В рассказе Шаламова «Хлеб» выдача рыбы оформлена как сцена с участием протагониста, «раздатчика» и голодных статистов:
Двустворчатая огромная дверь раскрылась, и в пересыльный барак вошел раздатчик. Он встал в широкой полосе утреннего света, отраженного голубым снегом. Две тысячи глаз смотрели на него отовсюду: снизу – из-под нар, прямо, сбоку и сверху – с высоты четырехэтажных нар, куда забирались по лесенке те, кто еще сохранил силу. Сегодня был селедочный день, и за раздатчиком несли огромный фанерный поднос, прогнувшийся под горой селедок, разрубленных пополам. За подносом шел дежурный надзиратель в белом, сверкающем как солнце дубленом овчинном полушубке. Селедку выдавали по утрам – через день по половинке (Ш I 112).

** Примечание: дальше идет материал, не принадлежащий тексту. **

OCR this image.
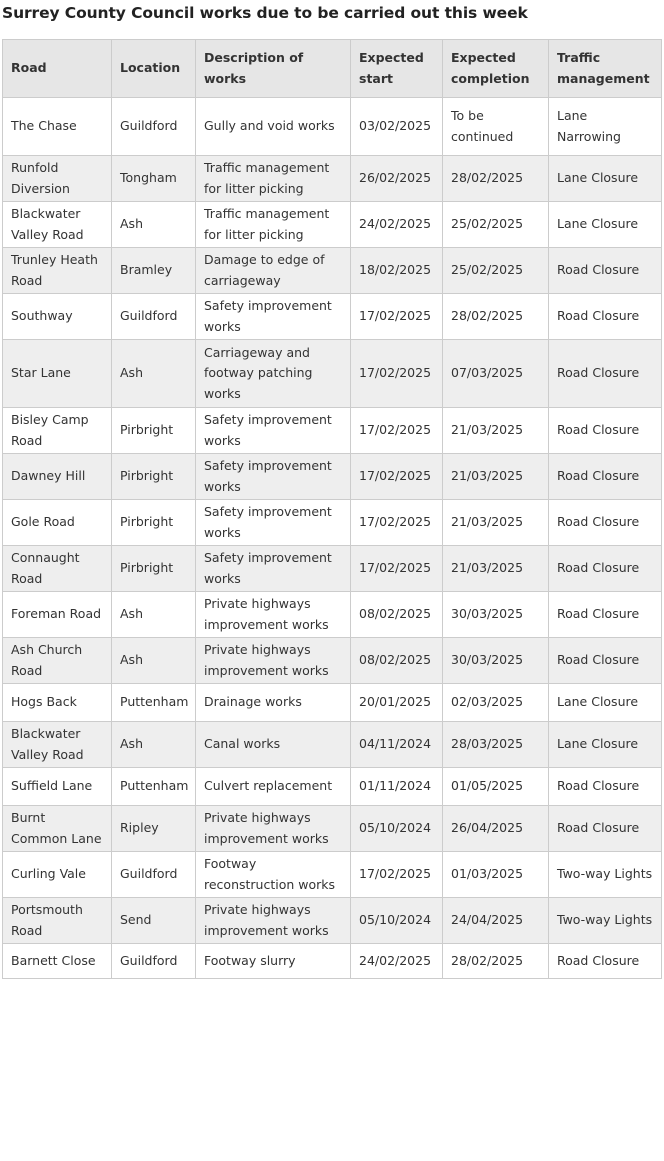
Surrey County Council works due to be carried out this week
Road	Location	Description of works	Expected start	Expected completion	Traffic management
The Chase	Guildford	Gully and void works	03/02/2025	To be continued	Lane Narrowing
Runfold Diversion	Tongham	Traffic management for litter picking	26/02/2025	28/02/2025	Lane Closure
Blackwater Valley Road	Ash	Traffic management for litter picking	24/02/2025	25/02/2025	Lane Closure
Trunley Heath Road	Bramley	Damage to edge of carriageway	18/02/2025	25/02/2025	Road Closure
Southway	Guildford	Safety improvement works	17/02/2025	28/02/2025	Road Closure
Star Lane	Ash	Carriageway and footway patching works	17/02/2025	07/03/2025	Road Closure
Bisley Camp Road	Pirbright	Safety improvement works	17/02/2025	21/03/2025	Road Closure
Dawney Hill	Pirbright	Safety improvement works	17/02/2025	21/03/2025	Road Closure
Gole Road	Pirbright	Safety improvement works	17/02/2025	21/03/2025	Road Closure
Connaught Road	Pirbright	Safety improvement works	17/02/2025	21/03/2025	Road Closure
Foreman Road	Ash	Private highways improvement works	08/02/2025	30/03/2025	Road Closure
Ash Church Road	Ash	Private highways improvement works	08/02/2025	30/03/2025	Road Closure
Hogs Back	Puttenham	Drainage works	20/01/2025	02/03/2025	Lane Closure
Blackwater Valley Road	Ash	Canal works	04/11/2024	28/03/2025	Lane Closure
Suffield Lane	Puttenham	Culvert replacement	01/11/2024	01/05/2025	Road Closure
Burnt Common Lane	Ripley	Private highways improvement works	05/10/2024	26/04/2025	Road Closure
Curling Vale	Guildford	Footway reconstruction works	17/02/2025	01/03/2025	Two-way Lights
Portsmouth Road	Send	Private highways improvement works	05/10/2024	24/04/2025	Two-way Lights
Barnett Close	Guildford	Footway slurry	24/02/2025	28/02/2025	Road Closure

В лагерных текстах встречаются места, посвященные внезапно возникающим источникам пропитания, например когда подворачивается возможность поработать на производстве, на кухне, куда к своей выгоде попадает Штайнер, или в птичнике, о котором рассказывает Гинзбург. В непродолжительные теплые недели те из заключенных, кто хорошо знал природу, собирали ягоды и травы, чтобы обеспечить себя витаминами против цинги, – но такая самопомощь пресекалась.
Кроме того, из «Справочника» Росси можно узнать, что так называемый суточный паек[325] содержал всего 1292 килокалории на человека (официальные данные он считает неточными), однако существовала дифференциация в зависимости от выполнения нормы и разные категории в зависимости от статуса (например, инвалиды, беременные и др.).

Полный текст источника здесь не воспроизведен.